Table of Contents
The first rule in parallel programming: Don't, unless you really have to.
Anything you can do in serial, you can do in parallel with a lot more effort.
People often look to parallelize their code simply because it's slow, without realizing that it could be made to run hundreds of times faster without being parallelized. Using better algorithms, reducing memory use, or switching from an interpreted language to a compiled language will usually be far easier than parallelizing the code. Parallel programming is difficult, and running programs on a cluster is inconvenient compared to running them on your PC.
Some people are motivated by ego or even a pragmatic desire to impress someone, rather than a desire to solve a real problem.

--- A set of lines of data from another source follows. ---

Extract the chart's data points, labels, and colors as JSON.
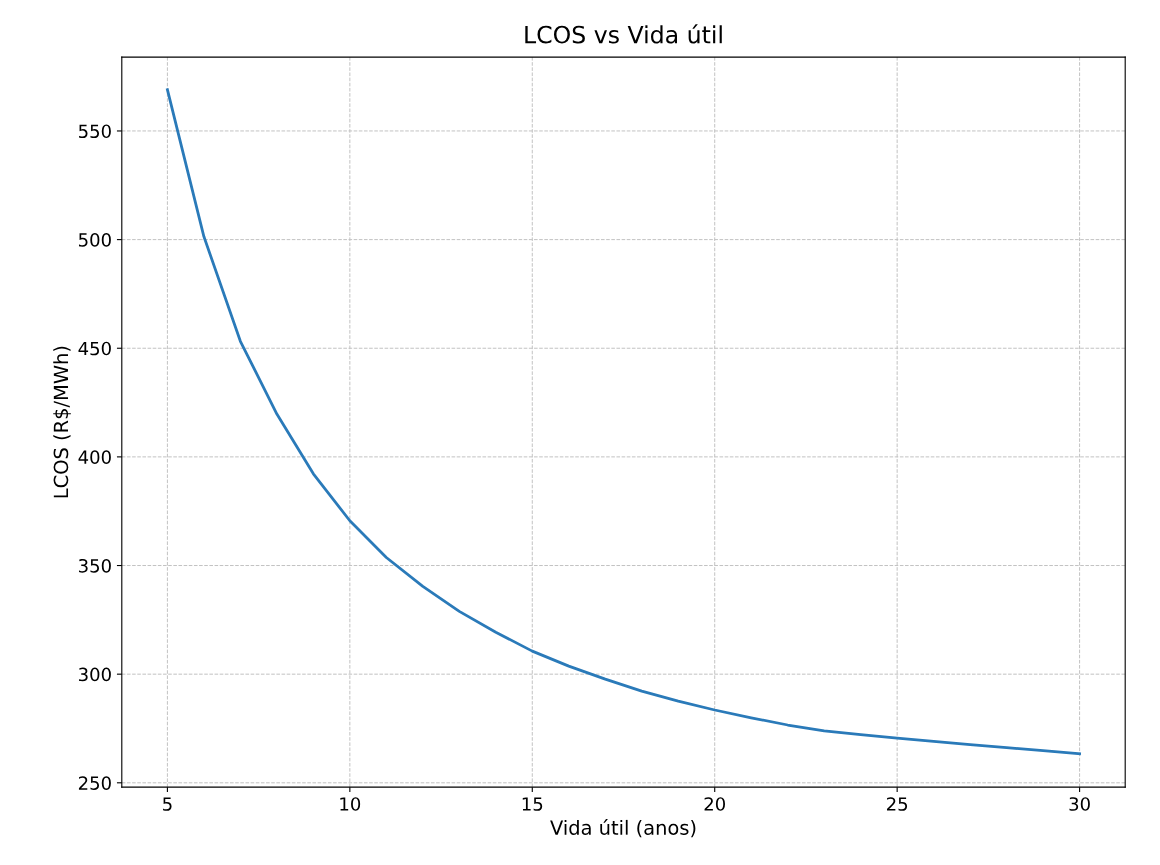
{
  "chart_data": {
    "type": "line",
    "title": "LCOS vs Vida útil",
    "xlabel": "Vida útil (anos)",
    "ylabel": "LCOS (R$/MWh)",
    "x": [
      5,
      6,
      7,
      8,
      9,
      10,
      11,
      12,
      13,
      14,
      15,
      16,
      17,
      18,
      19,
      20,
      21,
      22,
      23,
      24,
      25,
      26,
      27,
      28,
      29,
      30
    ],
    "series": [
      {
        "color": "#2a7ab9",
        "values": [
          569,
          501.4,
          453.2,
          419.7,
          392.2,
          370.6,
          353.7,
          340.4,
          328.9,
          319.3,
          310.6,
          303.7,
          297.7,
          292.2,
          287.6,
          283.5,
          279.9,
          276.6,
          273.9,
          272.2,
          270.6,
          269.1,
          267.6,
          266.2,
          264.8,
          263.4
        ]
      }
    ],
    "xlim": [
      3.75,
      31.25
    ],
    "ylim": [
      248,
      584
    ],
    "xticks": [
      5,
      10,
      15,
      20,
      25,
      30
    ],
    "yticks": [
      250,
      300,
      350,
      400,
      450,
      500,
      550
    ],
    "grid": true,
    "line_style": "solid",
    "marker": "none"
  }
}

Using a $1,000,000 cluster to make inefficient programs run faster or to make yourself look smart is an unethical abuse of resources. If an organization spends this much money on computing resources, it's important to ensure that they are used productively. Programmers have a responsibility to ensure that their code is well optimized before running it on a cluster.
As explained in Chapter 33, Programming for HTC, you don't necessarily need to write a parallel program in order to utilize parallel computing resources.

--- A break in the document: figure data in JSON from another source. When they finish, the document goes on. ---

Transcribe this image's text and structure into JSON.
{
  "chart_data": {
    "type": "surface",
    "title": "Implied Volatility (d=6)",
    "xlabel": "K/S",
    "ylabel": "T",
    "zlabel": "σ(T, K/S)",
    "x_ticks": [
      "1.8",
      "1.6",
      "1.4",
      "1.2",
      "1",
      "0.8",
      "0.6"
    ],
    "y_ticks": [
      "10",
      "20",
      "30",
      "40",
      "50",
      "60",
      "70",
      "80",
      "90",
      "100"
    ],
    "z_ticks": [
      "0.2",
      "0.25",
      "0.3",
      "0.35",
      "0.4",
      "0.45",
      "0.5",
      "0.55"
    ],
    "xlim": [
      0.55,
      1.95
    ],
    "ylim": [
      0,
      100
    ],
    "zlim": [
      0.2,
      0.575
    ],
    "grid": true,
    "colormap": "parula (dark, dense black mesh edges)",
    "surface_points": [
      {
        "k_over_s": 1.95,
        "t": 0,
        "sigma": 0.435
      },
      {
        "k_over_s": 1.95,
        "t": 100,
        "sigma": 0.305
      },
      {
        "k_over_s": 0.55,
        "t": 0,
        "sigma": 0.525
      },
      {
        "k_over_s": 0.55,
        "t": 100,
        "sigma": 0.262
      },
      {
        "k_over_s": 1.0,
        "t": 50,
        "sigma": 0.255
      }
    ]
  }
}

In many cases, you can run simply multiple instances of a serial program at the same time. This is known as "embarrassingly parallel" computing. This is not only far easier than writing a parallel program, it also achieves better speedup in most cases, since there are no communication bottlenecks between the many processes. This type of parallel computing also scales almost infinitely. While some parallel programs can't effectively utilize more than a few processors, embarrassingly parallel computing jobs can usually utilize thousands and achieve nearly perfect speedup. ( Running N processes at once will reduce the total computation time by a factor of N. )
Think to parallelize your entire computing project, not your program. If an individual run takes only hours or days, and you have to do many runs, then embarrassingly parallel computing will serve your needs very well. Parallelizing a program is only worthwhile when you have a very long running program (usually weeks or more) that will only be run a few times.

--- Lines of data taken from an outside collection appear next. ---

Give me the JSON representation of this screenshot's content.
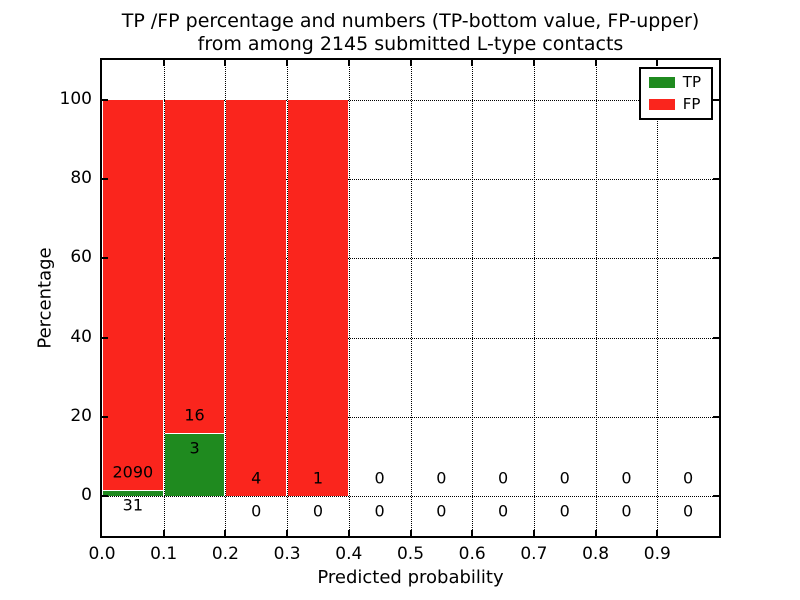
{
  "title": {
    "line1": "TP /FP percentage and numbers (TP-bottom value, FP-upper)",
    "line2": "from among 2145 submitted L-type contacts"
  },
  "axes": {
    "xlabel": "Predicted probability",
    "ylabel": "Percentage",
    "x_tick_labels": [
      "0.0",
      "0.1",
      "0.2",
      "0.3",
      "0.4",
      "0.5",
      "0.6",
      "0.7",
      "0.8",
      "0.9"
    ],
    "y_tick_labels": [
      "0",
      "20",
      "40",
      "60",
      "80",
      "100"
    ],
    "xlim": [
      0,
      1.0
    ],
    "ylim": [
      -10,
      110
    ],
    "grid": true,
    "grid_style": "dotted"
  },
  "legend": {
    "position": "upper right",
    "items": [
      {
        "name": "TP",
        "label": "TP",
        "color": "#1f8a1f"
      },
      {
        "name": "FP",
        "label": "FP",
        "color": "#fa251d"
      }
    ]
  },
  "chart_data": {
    "type": "bar",
    "stacked": true,
    "unit": "percent of bin total (TP+FP), stacked to 100",
    "bin_width": 0.1,
    "bin_starts": [
      0.0,
      0.1,
      0.2,
      0.3,
      0.4,
      0.5,
      0.6,
      0.7,
      0.8,
      0.9
    ],
    "series": [
      {
        "name": "TP",
        "color": "#1f8a1f",
        "counts": [
          31,
          3,
          0,
          0,
          0,
          0,
          0,
          0,
          0,
          0
        ]
      },
      {
        "name": "FP",
        "color": "#fa251d",
        "counts": [
          2090,
          16,
          4,
          1,
          0,
          0,
          0,
          0,
          0,
          0
        ]
      }
    ],
    "tp_percent_by_bin": [
      1.46,
      15.79,
      0,
      0,
      0,
      0,
      0,
      0,
      0,
      0
    ],
    "total_contacts": 2145,
    "title": "TP /FP percentage and numbers (TP-bottom value, FP-upper) from among 2145 submitted L-type contacts",
    "xlabel": "Predicted probability",
    "ylabel": "Percentage"
  }
}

You don't need parallel computing resources to develop and test parallel programs.
Parallel code can be developed and tested on a single machine, even with a single core. This is much easier and faster than developing in the more complex scheduled environment of a cluster or grid, and avoids wasting valuable resources on test runs that won't produce useful output.
You can control the number of processes used by OpenMP, MPI, and other parallel computing systems, even using more than one process per core.
Of course, you won't be able to measure speed-up until you run on multiple cores, but that doesn't matter through most of the development cycle.
Develop small test cases to run on your development and testing system, which could be a server, a workstation, or even your laptop. This will be sufficient to test for correctness, which is the vast majority of the development effort.